Body Parts that Get the Workout
The exact muscles that get the intended workout from a stability ball exercise are your back muscles and also your abdominal muscles, basically the core muscles in your body. The principle at work behind this targeting of the core muscles is that your muscles are engaged more due to your position exercising on the ball, which is a surface that is unstable. As a result, to compensate for this instability, your muscles work harder and thus get stronger as they try to keep balance.

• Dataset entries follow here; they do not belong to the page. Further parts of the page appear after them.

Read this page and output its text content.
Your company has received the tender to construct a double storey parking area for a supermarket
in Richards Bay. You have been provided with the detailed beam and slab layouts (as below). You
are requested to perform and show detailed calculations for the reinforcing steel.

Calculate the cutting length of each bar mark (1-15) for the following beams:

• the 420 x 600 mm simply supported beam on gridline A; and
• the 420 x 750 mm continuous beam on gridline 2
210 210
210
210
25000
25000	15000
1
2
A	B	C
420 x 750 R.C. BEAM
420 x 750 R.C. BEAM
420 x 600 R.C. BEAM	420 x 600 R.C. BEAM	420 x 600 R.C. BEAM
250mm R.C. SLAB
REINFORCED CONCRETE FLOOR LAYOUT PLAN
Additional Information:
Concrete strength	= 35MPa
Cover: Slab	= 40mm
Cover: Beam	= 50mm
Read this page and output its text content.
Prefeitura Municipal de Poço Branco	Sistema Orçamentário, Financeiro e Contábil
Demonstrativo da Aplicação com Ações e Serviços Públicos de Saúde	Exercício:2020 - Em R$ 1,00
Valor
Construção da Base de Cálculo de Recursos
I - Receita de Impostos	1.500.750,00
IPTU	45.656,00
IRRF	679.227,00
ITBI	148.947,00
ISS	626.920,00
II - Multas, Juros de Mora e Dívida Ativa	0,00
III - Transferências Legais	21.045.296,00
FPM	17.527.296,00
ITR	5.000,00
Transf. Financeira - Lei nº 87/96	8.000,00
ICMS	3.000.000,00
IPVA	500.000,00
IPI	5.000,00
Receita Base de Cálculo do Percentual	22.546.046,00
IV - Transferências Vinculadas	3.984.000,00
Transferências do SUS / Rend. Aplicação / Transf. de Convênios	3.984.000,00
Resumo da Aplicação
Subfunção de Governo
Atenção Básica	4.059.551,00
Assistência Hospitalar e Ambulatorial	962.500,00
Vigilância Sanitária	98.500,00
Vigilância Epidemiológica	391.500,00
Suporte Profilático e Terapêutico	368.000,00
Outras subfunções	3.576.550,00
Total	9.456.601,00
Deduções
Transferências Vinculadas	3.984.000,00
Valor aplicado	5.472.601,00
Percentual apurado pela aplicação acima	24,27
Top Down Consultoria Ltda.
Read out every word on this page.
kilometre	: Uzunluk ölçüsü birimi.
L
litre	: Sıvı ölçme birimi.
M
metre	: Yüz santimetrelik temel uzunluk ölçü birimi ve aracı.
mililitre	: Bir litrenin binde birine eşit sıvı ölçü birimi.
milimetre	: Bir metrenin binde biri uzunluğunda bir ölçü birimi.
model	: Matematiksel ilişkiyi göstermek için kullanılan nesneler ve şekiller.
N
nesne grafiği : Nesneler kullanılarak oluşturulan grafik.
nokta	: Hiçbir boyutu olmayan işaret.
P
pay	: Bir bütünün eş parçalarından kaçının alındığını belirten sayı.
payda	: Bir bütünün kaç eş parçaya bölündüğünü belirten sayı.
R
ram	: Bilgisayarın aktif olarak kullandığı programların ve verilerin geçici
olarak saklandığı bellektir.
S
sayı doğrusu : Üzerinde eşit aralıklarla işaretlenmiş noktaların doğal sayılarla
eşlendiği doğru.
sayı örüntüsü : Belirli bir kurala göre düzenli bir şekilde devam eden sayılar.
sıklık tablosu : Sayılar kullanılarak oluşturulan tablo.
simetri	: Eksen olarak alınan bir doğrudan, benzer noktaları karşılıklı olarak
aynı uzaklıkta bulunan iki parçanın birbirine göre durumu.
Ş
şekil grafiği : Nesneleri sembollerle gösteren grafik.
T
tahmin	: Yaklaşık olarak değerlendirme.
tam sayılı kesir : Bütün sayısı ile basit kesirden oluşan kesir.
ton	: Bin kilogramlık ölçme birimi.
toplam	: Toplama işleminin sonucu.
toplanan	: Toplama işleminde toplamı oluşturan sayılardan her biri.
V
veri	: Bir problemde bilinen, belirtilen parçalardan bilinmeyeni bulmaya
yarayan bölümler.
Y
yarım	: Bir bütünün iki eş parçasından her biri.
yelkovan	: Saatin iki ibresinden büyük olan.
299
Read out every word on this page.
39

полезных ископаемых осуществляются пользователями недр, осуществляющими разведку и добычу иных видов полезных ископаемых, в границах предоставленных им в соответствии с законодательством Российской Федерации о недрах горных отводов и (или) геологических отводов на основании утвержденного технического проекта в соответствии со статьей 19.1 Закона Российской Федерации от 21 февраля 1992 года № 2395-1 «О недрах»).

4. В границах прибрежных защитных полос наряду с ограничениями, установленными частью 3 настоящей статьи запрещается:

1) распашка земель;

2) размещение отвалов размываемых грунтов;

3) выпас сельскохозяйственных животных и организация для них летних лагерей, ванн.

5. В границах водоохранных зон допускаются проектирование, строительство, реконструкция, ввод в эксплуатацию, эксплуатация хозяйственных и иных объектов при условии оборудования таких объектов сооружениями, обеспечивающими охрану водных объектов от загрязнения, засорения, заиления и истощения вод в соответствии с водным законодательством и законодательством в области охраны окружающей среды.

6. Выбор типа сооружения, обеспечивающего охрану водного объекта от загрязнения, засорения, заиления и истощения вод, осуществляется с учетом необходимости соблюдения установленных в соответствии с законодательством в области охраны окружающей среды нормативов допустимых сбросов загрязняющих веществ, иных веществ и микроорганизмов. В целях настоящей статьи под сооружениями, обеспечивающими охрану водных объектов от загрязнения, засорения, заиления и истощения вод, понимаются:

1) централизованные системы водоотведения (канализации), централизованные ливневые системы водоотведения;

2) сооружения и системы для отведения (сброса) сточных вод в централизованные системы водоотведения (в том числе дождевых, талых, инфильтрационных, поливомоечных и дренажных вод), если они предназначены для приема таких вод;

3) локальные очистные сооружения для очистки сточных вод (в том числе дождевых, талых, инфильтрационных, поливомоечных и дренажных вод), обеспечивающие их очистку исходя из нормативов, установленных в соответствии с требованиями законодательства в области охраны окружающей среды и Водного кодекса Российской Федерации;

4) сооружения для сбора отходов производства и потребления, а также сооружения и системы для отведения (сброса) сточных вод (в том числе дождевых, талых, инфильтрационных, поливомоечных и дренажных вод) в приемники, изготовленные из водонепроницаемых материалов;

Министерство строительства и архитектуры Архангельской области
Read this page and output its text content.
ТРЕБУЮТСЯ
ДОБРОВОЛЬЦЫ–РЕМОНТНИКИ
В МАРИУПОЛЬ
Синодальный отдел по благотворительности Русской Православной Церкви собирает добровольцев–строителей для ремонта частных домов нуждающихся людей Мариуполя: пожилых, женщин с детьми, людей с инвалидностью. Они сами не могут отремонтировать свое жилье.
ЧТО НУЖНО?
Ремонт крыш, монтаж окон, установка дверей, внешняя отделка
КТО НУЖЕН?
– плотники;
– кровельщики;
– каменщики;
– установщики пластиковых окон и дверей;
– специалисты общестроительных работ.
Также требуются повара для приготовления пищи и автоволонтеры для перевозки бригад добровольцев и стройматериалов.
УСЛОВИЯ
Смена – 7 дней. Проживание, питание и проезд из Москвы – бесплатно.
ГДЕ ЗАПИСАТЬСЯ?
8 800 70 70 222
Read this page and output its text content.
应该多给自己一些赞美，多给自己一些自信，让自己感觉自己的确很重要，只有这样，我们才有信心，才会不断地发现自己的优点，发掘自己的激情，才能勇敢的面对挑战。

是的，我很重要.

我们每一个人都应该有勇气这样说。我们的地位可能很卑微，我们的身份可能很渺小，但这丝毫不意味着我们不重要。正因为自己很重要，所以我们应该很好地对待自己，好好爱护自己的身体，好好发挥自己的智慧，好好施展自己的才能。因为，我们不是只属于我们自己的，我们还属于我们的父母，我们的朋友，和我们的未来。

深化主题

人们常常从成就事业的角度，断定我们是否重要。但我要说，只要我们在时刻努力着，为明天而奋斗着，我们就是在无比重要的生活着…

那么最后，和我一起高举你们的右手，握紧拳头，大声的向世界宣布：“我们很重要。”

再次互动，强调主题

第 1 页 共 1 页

Proper and Safe Usage of Stability Ball
Make certain that you inflate the ball to the right pressure by checking to see if you can make an indentation on it with a finger. If you can, it is inflated just the right way. Over- or under-inflation will result in failure to get the most out of your stability ball exercises. Before inflating the ball, you have to make sure that it is at room temperature. Using your stability ball safely is also a great consideration that you should have before beginning an exercise session. To avoid injuries, ensure that you sit on the ball without letting your back or shoulders sag. Similarly, you should only rest your upper back on the stability ball when doing abdominal exercises, but not under any other circumstances.
Types of Exercises on the Stability Ball
One of the most popular exercises on the stability ball is the squat. You just stand with the stability ball propped in between your spine and a wall. Then you move into a sitting position while making sure the ball stays in contact with your back. Repeat this motion several times. Another form of exercise is the birddogs. Here, you simply place the ball under your abdomen while getting on your knees and hands. Lift and then stretch out your opposite leg and arm off the floor at the same time. Repeat this several times over.